In other words, AI did not invent the idea that language exceeds the individual speaker.
It merely made that idea visible.
Lacan and the Missing Speaker
Yet something remains unresolved.
If AI is merely another manifestation of language's underlying structures, why does it provoke such anxiety?
This is where Jacques Lacan becomes indispensable.
Lacan argued that human beings instinctively search for a subject behind language.
Whenever we encounter words, we assume there is someone behind them.
- Someone speaking.
- Someone intending.
- Someone desiring.
Language is never merely information.
It is also evidence of a person.
Artificial intelligence disrupts this assumption.
For perhaps the first time in history, people regularly encounter coherent discourse while simultaneously knowing that no lived experience stands behind it.
- No childhood.
- No heartbreak.
- No memory.
- No fear.
- No mortality.
As I argued in my paper, the question:
"Was this written by a human or by AI?"
often conceals a deeper question:
"Where is the subject behind these words?"
The emotional force of the AI debate begins to make sense.
The anxiety is not fundamentally about technology.
It is about absence.
Readers are searching for a speaker and finding a statistical process instead.
The Real Difference Between Humans and Machines
At this point many discussions become confused.
People often assume that defenders of AI believe humans and machines are identical.
That is not the argument.
Lacan offers a crucial distinction.
Human beings are creatures of lack.
We desire because we are incomplete.
We write because something troubles us.
We create because something is missing.
A novel is often born from longing.
A poem from grief.
A philosophy from uncertainty.
Human writing is haunted by desire.
Machine writing is haunted only by probability.

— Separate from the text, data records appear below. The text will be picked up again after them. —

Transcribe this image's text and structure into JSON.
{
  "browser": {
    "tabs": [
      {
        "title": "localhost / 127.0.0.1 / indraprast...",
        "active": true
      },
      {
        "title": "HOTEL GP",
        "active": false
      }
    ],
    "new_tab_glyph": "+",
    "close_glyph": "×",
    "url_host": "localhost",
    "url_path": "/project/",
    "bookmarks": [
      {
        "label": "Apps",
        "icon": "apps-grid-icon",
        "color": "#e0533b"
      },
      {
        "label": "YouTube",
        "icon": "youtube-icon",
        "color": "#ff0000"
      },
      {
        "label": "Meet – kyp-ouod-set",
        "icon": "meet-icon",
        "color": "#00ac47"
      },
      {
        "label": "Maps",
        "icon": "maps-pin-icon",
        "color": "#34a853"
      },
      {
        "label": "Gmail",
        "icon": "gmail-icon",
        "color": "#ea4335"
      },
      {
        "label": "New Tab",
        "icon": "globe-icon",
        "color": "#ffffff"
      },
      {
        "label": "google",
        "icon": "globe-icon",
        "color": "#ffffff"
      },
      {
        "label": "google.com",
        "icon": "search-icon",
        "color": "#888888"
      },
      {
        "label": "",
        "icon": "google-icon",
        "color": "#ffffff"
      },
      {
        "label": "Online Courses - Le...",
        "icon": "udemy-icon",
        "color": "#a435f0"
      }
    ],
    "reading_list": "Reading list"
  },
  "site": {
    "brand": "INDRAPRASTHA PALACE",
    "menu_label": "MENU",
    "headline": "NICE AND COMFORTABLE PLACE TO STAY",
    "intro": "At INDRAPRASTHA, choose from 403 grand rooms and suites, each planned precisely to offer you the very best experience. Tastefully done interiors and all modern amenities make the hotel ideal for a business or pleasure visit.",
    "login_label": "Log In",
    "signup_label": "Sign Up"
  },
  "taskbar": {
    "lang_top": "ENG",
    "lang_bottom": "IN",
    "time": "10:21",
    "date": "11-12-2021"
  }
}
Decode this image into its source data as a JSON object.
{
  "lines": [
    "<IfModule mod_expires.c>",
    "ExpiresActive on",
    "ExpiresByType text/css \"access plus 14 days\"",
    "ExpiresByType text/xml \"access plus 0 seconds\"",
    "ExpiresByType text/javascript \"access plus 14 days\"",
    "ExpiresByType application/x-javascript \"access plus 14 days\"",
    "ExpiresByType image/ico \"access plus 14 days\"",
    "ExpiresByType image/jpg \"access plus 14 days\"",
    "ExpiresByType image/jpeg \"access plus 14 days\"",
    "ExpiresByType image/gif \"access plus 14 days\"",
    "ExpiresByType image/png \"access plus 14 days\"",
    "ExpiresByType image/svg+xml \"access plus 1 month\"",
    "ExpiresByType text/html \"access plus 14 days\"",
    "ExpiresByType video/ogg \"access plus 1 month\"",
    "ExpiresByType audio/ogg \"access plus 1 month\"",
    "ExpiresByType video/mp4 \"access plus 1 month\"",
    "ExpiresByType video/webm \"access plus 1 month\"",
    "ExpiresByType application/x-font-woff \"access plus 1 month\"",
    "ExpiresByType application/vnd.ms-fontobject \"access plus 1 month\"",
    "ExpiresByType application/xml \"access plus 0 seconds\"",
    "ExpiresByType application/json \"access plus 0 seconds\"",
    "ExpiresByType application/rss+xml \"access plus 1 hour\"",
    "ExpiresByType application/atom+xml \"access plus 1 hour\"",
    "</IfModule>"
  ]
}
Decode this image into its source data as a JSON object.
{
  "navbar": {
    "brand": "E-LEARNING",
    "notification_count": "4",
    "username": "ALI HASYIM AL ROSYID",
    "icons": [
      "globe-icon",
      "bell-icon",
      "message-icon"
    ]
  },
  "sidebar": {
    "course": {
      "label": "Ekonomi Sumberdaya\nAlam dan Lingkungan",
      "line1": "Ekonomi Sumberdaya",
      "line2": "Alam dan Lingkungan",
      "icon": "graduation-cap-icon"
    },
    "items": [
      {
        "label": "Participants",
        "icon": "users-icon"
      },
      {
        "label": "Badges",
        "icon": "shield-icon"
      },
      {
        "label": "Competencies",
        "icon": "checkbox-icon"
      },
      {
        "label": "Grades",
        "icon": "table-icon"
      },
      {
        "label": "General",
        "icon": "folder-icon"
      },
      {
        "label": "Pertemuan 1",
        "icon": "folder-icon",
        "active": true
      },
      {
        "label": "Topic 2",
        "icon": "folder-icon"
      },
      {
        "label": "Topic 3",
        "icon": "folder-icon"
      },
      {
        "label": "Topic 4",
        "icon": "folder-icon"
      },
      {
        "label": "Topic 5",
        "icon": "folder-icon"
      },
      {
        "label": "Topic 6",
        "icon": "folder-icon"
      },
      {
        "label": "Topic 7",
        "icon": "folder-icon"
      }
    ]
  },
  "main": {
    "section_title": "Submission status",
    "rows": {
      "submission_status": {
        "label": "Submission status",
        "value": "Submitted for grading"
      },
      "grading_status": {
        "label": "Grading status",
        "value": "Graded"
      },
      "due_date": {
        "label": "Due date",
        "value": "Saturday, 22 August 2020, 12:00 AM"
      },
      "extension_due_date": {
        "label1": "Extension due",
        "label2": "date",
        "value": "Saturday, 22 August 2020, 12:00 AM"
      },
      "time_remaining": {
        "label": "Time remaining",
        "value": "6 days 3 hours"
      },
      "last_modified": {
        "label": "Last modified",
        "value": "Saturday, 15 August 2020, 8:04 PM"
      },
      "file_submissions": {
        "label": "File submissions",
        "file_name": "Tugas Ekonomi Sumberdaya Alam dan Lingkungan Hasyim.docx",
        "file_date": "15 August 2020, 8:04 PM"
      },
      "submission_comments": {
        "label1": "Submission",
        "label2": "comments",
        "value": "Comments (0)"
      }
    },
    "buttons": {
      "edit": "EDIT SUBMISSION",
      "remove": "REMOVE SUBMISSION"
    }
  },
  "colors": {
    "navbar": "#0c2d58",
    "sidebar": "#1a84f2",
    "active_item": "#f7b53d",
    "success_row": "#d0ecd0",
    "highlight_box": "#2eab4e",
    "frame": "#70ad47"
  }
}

That distinction remains profound.
The question is not whether AI can replicate desire.
It cannot.
The question is whether desire has always been the sole source of textual meaning.
And that is a far more difficult question.
The Olga Tokarczuk Paradox
This brings us back to Tokarczuk.
What makes the controversy so revealing is that she occupies a relatively moderate position.
She is not advocating machine-written novels.
She is not surrendering artistic judgment to algorithms.
She is using AI in a manner similar to how many writers use search engines, encyclopedias, archives, databases, or research assistants.
Yet the reaction was explosive.
Why?
Because the controversy was never truly about her.
Tokarczuk became a screen onto which society projected its anxieties.
For some, AI symbolizes cultural decline.
For others, technological progress.
For others still, the collapse of human uniqueness itself.
The novelist became secondary.
The symbolic conflict became primary.
Inspecting the Corpse
For more than half a century, literary theory has been quietly dismantling the myth of the autonomous author.
Barthes challenged it.
Foucault questioned it.
Lacan destabilized the very subject presumed to stand behind it.
Most of these debates remained confined to universities and specialist journals.
Artificial intelligence changed that.
Suddenly ordinary readers found themselves confronting questions that philosophers, psychoanalysts, and literary theorists had been wrestling with for decades.
- Who speaks when language speaks?
- Where does meaning come from?
- How original is originality?
- What exactly is creativity?
The remarkable thing about the Olga Tokarczuk controversy is not that a Nobel laureate uses AI.
The remarkable thing is that a simple Facebook post accidentally reopened one of the deepest intellectual debates of the last century.
Perhaps artificial intelligence has not introduced a crisis of authorship at all.
Perhaps it has merely revealed a crisis that was already there.
After all, artificial intelligence did not kill the author.
Roland Barthes performed that execution in 1967.
What generative AI has done is something far more unsettling.
It has invited millions of ordinary readers to gather around the grave and ask whether there was ever a sovereign author buried there in the first place.